COOPÉRATION MILITAIRE ENTRE LA CORÉE DU NORD ET LA RUSSIE
Le lancement a fait suite à une tempête de condamnations internationales concernant ce que les États-Unis et d'autres pays considèrent comme le déploiement par la Corée du Nord de 11 000 soldats en Russie, dont 3 000 à proximité des lignes de front occidentales avec l'Ukraine.
Ni Moscou ni Pyongyang n'ont directement reconnu ce déploiement, mais l'ambassadeur russe à l'ONU, Vassily Nebenzia, s'est demandé mercredi pourquoi ses alliés, comme la Corée du Nord, ne pouvaient pas aider Moscou dans sa guerre contre l'Ukraine, étant donné que les pays occidentaux revendiquent le droit d'aider Kiev.
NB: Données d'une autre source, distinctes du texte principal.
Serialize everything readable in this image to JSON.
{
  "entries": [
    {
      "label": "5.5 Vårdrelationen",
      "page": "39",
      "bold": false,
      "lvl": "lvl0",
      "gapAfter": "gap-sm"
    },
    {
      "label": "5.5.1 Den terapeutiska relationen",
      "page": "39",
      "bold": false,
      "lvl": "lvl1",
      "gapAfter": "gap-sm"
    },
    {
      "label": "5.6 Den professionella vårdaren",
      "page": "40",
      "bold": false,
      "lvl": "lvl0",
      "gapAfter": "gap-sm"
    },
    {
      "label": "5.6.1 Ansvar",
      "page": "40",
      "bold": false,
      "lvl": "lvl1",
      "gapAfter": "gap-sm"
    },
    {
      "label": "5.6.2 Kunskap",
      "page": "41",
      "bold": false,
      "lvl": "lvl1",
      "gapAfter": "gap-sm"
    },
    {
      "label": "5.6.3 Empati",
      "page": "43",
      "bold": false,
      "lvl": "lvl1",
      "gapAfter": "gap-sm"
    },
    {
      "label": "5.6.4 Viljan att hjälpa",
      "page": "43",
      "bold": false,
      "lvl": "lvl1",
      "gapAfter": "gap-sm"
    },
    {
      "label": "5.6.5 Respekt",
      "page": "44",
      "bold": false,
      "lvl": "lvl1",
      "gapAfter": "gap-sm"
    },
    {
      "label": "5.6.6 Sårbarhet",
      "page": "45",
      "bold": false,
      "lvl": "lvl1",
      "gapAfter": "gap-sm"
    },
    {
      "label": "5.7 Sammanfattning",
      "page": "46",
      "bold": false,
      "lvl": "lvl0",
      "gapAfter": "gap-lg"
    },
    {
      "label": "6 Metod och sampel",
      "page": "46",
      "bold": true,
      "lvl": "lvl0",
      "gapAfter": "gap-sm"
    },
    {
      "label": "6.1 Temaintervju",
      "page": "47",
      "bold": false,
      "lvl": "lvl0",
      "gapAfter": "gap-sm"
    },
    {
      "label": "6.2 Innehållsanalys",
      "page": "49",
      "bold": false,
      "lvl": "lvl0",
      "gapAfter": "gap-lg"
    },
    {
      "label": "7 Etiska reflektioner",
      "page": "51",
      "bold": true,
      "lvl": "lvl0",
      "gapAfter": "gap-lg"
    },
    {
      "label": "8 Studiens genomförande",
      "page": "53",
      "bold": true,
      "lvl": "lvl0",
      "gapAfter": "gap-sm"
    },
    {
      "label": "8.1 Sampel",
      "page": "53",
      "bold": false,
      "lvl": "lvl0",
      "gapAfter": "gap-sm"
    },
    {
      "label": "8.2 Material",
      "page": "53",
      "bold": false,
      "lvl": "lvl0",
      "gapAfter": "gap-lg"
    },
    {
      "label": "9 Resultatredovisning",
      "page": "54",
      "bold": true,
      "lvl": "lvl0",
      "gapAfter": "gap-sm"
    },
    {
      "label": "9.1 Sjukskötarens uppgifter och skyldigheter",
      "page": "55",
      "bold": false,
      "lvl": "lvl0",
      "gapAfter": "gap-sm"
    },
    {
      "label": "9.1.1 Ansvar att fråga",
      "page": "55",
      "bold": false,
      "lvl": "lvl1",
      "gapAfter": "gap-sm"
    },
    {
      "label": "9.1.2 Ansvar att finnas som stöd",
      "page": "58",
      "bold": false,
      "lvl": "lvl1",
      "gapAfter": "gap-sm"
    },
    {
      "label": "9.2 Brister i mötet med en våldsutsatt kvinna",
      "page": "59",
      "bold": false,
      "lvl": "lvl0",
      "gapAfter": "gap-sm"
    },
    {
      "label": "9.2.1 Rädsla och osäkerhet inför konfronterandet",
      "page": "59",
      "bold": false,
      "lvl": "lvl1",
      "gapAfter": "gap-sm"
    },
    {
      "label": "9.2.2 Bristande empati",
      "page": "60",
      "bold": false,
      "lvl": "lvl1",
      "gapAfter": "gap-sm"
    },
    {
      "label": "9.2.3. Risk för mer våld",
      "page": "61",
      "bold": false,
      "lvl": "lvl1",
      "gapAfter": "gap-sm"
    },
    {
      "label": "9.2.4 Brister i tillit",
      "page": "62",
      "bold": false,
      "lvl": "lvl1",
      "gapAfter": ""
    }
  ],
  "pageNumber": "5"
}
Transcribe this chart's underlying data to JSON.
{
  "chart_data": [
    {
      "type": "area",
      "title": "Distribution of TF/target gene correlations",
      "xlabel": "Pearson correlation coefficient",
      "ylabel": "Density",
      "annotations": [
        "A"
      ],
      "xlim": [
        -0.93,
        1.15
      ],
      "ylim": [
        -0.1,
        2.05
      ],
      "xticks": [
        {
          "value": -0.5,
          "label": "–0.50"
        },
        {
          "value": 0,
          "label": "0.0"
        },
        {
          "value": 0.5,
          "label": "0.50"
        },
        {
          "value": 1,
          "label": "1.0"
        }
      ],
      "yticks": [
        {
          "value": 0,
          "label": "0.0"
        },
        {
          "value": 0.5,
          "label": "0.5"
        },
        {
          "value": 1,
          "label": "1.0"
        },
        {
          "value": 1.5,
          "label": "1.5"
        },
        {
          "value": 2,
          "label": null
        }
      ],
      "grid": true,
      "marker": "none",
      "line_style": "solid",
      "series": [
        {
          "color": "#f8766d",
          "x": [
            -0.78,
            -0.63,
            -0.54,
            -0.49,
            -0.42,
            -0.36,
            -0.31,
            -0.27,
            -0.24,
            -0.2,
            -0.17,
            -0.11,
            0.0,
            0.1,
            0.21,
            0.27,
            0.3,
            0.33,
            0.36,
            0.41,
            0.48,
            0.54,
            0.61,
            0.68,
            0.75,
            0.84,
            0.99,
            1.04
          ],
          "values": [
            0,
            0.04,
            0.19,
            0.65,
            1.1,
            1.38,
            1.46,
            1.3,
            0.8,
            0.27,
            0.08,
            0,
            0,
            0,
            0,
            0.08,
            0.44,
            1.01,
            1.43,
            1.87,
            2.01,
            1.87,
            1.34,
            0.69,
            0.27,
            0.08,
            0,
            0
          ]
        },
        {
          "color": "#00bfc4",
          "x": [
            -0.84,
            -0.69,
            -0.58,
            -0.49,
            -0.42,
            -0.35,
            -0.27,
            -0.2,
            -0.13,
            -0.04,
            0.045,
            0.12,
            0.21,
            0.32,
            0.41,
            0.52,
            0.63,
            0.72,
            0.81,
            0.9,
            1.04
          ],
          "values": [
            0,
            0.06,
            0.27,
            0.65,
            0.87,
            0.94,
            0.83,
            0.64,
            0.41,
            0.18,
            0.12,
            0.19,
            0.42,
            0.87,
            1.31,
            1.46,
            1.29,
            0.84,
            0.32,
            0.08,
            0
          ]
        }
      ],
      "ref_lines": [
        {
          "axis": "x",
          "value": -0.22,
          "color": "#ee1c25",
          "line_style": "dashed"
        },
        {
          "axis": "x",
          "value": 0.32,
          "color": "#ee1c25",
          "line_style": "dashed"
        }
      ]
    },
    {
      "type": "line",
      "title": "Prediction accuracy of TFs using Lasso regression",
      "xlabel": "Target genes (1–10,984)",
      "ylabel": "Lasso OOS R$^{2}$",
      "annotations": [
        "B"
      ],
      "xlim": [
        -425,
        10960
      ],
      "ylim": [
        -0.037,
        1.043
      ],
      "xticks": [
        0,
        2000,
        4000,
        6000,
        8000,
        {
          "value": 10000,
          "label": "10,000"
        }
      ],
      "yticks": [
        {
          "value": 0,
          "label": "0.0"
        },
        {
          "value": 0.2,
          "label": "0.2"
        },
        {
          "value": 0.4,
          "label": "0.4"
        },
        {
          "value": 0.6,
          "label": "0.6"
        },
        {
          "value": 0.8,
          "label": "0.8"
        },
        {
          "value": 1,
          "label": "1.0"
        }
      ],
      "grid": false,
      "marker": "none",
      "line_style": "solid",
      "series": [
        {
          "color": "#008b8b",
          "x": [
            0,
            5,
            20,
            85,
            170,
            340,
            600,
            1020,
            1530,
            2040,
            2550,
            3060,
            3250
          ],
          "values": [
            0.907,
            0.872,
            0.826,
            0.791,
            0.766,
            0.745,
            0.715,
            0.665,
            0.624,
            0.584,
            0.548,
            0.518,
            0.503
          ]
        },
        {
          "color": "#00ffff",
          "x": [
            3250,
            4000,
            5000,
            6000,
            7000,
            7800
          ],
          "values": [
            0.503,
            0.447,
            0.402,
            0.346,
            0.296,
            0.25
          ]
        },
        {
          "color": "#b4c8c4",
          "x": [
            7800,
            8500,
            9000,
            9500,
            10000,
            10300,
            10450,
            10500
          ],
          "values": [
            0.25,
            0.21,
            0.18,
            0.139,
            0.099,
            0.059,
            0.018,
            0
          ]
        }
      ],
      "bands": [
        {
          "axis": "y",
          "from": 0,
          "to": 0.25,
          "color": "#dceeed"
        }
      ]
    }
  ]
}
Le secrétaire américain à la défense, Lloyd Austin, et son homologue sud-coréen, Kim Yong-hyun, ont condamné le déploiement des troupes lors d'une réunion à Washington mercredi, quelques heures avant le lancement du missile nord-coréen.
La décision de la Corée du Nord de faire de ses troupes des co-belligérants combattant aux côtés des Russes risque de prolonger le conflit ukrainien, qui dure déjà depuis deux ans et demi, et d'en attirer d'autres, a déclaré M. Austin.
La Corée du Sud a déclaré que ce déploiement constituait une menace directe pour sa sécurité, car le Nord acquerrait une expérience de combat précieuse dans une guerre moderne et serait probablement récompensé par Moscou par des "transferts de technologie" dans des domaines tels que les armes nucléaires tactiques, les missiles balistiques intercontinentaux, les sous-marins lanceurs de missiles balistiques et les satellites de reconnaissance militaire.
Shin Seung-ki, responsable de la recherche sur l'armée nord-coréenne à l'Institut coréen d'analyse de la défense, a déclaré que l'allongement de la durée du vol et l'augmentation de la poussée pouvaient être dus à l'amélioration des performances du propulseur, peut-être avec l'aide de la Russie.
"La Corée du Nord voudra continuer à bénéficier d'une telle aide, car elle permet d'économiser du temps et de l'argent tout en améliorant les performances et la stabilité du système d'armement", a-t-il déclaré.
Après avoir subi des pressions pour son engagement avec la Russie, "l'intention pourrait être de montrer qu'elle ne cédera pas à la pression, qu'elle répondra à la force par la force, et aussi de chercher à influencer l'élection présidentielle américaine", a ajouté M. Shin.